I drove home a bit concerned about how I was going to get the dirt out of all my cuts, and feeling really apprehensive about the shower that I would have to have. The shower was excruciating, and it made me nauseous. I was able to clean up most of the cuts, but there were two on my right hand that were chock full of dirt that I couldn’t get it out — it hurt too much. I tried again after the shower (with a nail brush of all things) and I almost puked. So, feeling like an idiot I went off to the clinic to get them cleaned up. By this point all shock had worn off and my whole left side felt like it had been pummelled.

The doctor at the clinic agreed that the dirt had to come out. He tried to loosen it up a bit by running my hand under water, and then he proceeded to take a gauze pad and scrub. Like you’d scrub burned food off a frying pan. I was sitting in a chair while he did the smaller of the two cuts. He kept asking me how I was (sweet man), and before he started on the bigger cut he insisted I lie down. I was thankful, as it was awful. But he got it all out, and I left the clinic with a fresh bandaid, a bright red palm, and two cuts that were stinging like the dickens.
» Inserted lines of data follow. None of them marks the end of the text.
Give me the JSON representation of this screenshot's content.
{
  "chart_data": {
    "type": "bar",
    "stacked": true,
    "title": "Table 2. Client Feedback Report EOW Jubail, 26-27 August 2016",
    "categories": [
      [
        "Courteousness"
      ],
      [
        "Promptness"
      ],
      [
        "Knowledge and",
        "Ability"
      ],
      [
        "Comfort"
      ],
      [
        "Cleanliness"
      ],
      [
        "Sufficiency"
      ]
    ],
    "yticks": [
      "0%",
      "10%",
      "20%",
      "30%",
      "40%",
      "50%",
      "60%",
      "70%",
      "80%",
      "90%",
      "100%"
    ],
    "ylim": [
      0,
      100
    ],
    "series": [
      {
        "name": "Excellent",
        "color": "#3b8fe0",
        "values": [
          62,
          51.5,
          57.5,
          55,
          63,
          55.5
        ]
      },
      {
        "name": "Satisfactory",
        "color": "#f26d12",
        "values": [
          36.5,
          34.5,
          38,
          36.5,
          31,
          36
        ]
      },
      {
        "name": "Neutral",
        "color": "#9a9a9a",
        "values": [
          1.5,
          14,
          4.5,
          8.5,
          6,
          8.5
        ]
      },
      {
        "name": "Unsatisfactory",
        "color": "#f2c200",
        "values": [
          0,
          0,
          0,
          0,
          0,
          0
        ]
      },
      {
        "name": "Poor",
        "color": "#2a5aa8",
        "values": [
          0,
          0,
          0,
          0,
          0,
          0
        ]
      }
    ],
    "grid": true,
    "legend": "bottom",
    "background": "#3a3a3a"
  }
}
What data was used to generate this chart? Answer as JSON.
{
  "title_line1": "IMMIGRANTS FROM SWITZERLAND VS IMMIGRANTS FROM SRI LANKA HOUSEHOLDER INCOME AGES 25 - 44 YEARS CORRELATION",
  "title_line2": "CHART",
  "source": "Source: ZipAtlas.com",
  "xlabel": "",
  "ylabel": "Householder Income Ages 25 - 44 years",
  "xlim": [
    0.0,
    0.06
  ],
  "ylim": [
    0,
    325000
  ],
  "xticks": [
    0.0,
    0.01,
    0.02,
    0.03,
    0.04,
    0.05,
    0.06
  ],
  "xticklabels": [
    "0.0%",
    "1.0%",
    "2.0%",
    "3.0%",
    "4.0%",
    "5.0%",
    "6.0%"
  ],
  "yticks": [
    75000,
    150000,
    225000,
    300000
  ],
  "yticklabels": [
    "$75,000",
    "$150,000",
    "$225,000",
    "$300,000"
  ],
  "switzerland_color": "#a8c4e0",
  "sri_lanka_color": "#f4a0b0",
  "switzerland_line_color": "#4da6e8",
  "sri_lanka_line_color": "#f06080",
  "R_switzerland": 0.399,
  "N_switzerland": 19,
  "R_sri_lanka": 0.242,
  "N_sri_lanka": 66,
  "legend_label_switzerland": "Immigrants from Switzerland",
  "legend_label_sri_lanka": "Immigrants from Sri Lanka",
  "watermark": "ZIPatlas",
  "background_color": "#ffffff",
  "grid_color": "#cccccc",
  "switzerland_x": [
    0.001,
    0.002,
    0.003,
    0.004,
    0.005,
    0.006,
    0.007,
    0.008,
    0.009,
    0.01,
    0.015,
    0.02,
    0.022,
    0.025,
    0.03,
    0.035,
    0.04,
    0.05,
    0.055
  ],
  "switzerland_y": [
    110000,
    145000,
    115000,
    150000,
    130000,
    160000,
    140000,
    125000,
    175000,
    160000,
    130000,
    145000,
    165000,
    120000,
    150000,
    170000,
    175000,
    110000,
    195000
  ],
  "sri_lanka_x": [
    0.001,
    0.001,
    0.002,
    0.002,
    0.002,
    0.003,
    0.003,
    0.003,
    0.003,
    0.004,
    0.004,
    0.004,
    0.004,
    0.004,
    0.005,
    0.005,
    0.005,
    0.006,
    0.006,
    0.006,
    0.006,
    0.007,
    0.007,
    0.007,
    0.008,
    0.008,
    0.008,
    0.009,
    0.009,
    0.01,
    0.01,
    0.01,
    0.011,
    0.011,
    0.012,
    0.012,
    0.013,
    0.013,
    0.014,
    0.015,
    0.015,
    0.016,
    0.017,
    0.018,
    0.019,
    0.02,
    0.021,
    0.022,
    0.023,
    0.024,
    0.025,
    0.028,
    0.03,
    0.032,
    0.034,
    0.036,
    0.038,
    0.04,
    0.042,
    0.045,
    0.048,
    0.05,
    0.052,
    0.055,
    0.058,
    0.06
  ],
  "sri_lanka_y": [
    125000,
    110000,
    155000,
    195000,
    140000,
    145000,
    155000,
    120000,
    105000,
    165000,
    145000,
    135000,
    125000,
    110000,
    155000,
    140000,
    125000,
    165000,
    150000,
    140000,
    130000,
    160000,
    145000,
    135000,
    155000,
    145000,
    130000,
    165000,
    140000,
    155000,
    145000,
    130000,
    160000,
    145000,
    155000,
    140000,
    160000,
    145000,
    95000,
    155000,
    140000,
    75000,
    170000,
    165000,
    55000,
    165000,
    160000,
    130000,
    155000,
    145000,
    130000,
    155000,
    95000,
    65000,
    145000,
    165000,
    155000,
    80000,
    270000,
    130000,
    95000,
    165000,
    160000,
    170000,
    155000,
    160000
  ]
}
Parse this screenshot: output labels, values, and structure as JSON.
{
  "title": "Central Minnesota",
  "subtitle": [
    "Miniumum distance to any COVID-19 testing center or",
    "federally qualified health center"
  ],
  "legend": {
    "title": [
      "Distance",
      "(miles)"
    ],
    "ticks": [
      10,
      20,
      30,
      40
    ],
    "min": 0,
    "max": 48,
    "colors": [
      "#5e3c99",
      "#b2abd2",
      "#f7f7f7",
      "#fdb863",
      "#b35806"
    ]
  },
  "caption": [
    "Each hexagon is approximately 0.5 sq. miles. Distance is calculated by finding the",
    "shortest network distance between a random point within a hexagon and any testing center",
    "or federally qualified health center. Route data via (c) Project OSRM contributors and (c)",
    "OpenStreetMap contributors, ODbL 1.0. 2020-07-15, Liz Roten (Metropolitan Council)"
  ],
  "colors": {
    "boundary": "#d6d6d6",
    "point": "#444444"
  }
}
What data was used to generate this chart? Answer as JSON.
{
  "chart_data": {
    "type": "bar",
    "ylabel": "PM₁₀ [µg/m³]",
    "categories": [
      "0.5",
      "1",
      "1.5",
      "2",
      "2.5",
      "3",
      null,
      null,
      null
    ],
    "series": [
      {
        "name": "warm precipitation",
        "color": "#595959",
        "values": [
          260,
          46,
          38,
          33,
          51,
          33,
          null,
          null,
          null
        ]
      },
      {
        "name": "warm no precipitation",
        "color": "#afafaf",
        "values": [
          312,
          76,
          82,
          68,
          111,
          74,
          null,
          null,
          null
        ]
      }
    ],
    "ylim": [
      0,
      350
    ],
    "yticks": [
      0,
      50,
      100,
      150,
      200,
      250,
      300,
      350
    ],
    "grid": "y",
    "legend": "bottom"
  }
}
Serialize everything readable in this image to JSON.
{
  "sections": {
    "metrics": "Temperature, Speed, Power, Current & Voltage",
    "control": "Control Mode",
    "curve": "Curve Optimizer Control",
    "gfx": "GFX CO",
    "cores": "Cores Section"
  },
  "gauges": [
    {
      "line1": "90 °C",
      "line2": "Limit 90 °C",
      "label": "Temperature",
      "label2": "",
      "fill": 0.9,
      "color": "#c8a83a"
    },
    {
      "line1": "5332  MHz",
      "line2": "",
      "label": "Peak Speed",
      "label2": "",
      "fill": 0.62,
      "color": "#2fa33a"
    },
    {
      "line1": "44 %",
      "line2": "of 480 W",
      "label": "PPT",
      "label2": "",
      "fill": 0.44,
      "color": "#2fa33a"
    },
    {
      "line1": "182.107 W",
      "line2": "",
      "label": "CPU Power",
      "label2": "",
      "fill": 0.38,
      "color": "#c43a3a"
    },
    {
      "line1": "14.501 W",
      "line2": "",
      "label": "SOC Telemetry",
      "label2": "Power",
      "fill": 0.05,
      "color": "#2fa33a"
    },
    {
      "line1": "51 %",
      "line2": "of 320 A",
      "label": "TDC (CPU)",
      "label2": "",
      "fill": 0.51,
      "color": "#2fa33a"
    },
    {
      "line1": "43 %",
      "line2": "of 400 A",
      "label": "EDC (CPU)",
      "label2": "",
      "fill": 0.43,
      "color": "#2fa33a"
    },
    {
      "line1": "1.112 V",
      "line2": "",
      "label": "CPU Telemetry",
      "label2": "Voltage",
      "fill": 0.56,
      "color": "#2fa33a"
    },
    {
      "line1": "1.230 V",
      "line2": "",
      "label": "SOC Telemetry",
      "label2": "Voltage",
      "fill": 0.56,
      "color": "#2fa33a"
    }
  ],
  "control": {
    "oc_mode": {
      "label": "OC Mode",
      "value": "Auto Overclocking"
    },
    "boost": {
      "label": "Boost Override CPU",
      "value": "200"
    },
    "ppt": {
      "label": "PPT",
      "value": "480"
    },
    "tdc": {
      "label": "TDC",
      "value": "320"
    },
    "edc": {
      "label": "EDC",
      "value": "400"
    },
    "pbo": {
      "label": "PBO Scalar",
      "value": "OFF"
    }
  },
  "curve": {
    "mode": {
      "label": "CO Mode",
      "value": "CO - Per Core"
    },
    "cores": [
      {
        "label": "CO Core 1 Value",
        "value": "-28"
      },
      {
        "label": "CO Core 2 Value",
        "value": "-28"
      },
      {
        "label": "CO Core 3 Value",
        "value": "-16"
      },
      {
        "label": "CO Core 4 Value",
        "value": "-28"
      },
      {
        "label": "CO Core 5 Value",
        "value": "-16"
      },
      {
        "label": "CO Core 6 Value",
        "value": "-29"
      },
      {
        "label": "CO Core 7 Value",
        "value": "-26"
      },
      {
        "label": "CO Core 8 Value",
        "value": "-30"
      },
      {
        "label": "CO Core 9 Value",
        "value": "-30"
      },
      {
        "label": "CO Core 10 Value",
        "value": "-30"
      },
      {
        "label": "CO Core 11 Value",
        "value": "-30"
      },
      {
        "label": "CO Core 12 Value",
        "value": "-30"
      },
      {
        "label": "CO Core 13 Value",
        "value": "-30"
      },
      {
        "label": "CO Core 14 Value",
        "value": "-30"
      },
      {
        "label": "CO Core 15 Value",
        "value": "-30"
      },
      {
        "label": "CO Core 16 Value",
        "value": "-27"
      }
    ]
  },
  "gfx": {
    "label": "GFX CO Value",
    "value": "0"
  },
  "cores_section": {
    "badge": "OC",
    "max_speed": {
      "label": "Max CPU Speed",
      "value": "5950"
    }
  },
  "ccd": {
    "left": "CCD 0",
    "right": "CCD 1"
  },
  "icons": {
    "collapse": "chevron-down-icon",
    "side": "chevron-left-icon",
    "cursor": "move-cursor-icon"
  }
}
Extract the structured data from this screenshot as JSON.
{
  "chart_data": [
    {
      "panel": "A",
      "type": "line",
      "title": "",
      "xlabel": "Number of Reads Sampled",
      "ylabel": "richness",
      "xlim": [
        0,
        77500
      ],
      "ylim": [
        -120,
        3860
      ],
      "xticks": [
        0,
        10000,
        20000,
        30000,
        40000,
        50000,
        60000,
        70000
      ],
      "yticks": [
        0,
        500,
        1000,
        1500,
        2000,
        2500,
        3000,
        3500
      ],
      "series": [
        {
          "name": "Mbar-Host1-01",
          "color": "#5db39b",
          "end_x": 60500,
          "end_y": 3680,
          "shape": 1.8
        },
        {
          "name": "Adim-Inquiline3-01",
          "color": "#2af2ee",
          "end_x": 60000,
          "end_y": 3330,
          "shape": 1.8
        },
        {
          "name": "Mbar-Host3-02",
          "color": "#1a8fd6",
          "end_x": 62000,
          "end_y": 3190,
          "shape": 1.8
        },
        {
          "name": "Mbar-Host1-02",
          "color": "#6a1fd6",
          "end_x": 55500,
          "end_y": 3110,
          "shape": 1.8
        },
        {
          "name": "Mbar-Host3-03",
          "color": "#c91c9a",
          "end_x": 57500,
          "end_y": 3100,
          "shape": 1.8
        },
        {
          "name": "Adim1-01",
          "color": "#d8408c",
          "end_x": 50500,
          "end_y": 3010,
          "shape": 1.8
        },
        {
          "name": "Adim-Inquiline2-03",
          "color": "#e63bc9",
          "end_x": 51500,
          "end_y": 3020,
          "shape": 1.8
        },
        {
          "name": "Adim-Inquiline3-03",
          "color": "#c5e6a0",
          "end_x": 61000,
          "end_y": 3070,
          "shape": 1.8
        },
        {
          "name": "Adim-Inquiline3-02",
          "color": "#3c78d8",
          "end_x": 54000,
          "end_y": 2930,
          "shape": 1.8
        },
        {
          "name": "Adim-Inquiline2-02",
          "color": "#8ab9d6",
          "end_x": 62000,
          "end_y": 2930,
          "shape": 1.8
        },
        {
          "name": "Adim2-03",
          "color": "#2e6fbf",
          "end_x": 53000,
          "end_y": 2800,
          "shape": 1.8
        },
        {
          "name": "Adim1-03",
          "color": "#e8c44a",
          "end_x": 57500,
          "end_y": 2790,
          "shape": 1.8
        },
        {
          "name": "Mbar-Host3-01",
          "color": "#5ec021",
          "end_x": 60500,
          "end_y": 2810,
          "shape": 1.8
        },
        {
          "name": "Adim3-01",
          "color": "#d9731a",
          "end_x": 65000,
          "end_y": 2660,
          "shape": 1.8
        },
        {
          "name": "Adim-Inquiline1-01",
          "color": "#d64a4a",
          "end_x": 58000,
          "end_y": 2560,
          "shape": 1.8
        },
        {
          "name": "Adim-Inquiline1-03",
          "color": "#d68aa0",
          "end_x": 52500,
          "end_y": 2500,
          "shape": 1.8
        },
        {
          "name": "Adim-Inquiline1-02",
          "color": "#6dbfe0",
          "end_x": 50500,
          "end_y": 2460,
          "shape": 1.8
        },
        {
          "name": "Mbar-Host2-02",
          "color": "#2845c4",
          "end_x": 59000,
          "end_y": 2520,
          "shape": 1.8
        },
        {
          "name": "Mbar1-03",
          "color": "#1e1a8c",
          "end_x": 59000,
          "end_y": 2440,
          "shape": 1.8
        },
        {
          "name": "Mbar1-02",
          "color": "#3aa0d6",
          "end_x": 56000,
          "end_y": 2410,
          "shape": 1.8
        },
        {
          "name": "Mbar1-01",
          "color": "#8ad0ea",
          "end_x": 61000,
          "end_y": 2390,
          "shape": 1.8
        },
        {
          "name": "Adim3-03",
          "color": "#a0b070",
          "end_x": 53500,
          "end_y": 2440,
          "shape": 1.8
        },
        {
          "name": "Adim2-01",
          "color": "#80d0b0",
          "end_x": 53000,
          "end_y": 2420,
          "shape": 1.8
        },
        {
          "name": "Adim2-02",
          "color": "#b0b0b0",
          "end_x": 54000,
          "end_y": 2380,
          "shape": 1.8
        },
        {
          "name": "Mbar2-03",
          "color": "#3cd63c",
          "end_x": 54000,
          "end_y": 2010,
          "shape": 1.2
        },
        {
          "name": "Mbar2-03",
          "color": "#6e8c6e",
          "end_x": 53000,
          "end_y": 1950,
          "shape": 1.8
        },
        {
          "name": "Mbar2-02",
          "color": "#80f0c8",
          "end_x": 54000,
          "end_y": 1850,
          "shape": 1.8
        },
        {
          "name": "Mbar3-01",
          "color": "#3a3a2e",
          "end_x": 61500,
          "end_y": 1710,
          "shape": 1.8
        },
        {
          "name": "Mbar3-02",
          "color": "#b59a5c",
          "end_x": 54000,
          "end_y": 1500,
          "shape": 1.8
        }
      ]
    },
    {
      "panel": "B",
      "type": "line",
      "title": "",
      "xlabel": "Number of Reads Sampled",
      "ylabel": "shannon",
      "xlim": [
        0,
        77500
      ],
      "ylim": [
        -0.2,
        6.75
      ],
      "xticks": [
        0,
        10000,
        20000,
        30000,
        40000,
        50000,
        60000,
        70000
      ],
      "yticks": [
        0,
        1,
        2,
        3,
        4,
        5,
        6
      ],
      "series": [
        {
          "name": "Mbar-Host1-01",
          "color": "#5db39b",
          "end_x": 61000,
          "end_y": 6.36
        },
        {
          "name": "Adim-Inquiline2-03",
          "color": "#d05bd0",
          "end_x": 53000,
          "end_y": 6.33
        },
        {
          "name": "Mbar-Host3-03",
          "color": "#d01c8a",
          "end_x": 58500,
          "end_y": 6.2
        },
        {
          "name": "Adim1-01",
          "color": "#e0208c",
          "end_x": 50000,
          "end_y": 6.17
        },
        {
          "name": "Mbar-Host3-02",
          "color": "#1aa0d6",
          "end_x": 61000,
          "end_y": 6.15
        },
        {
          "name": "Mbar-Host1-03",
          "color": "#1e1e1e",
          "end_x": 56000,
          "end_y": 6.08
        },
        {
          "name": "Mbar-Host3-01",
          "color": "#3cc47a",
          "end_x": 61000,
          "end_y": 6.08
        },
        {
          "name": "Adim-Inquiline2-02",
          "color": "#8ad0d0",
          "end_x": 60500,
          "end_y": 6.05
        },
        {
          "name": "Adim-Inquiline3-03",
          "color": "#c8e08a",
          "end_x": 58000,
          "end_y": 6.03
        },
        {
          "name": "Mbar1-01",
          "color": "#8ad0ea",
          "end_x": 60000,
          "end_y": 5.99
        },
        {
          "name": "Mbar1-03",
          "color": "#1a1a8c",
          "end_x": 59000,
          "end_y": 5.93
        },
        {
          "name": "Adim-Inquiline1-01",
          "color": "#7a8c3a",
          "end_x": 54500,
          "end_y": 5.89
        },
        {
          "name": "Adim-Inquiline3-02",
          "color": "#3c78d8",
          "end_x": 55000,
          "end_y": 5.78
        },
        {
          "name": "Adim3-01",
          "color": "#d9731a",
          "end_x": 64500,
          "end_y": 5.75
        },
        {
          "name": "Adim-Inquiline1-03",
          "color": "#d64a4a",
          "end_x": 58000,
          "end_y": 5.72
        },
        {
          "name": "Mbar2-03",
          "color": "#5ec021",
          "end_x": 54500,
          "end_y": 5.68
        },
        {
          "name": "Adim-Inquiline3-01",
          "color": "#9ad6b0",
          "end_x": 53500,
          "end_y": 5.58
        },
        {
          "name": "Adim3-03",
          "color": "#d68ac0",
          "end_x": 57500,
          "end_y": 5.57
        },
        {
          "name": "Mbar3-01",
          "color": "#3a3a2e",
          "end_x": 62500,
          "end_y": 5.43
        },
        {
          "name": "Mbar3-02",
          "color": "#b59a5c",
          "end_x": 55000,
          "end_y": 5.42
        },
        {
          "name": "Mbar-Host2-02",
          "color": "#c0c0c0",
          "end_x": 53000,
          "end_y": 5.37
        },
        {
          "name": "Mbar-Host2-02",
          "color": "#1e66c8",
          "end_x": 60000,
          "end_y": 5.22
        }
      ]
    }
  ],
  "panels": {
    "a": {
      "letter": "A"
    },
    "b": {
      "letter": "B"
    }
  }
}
I went to work which was a good distraction and then had a beer at lunch which I think helped with the pain a bit. I got home and popped some Ibuprofen. Greg is camping with Amy this weekend and I was very thankful to have just one child, and the more independent child at that. While I’m mobile and certainly able to walk, both leg and arm movement hurt. If I lie down for a while and then get up, there is some pretty intense pain in my knee as all the blood rushes back down to all the cuts. And the top of my shoulder is extremely tender. The lightest touch makes me cringe. Oh, and when I took my bandaids off this morning to change them, they all stuck to the cuts so I had to rip them off. I borrowed some Polysporin from my neighbour when I reapplied the bandaids, so hopefully that won’t happen again.

With the exception of a trip I had on a pipe while running in a school field (which I don’t really count because the pipe was totally hidden), I’ve never fallen when running. I do tend to not pick up my feet as much as I should, though, and based on this experience I think I will try to be a bit more aware of my footing. Because this is a real inconvenience. I’m in pain, I’m kind of grumpy, I’m very tired, and I don’t think I’m going to be able to do any exercise for at least a week.

I feel like a total dweeb for doing this to myself, and I feel old…this kind of fall 10 years ago wouldn’t have hurt me as much, I’m sure. But it could have been worse. It could have been the Friday before my bike race. I would not have been able to ride, which would have been extremely disappointing. And I could have hurt myself a whole lot more, especially if I’d cracked my head harder. But the experience has reminded me how vulnerable we are.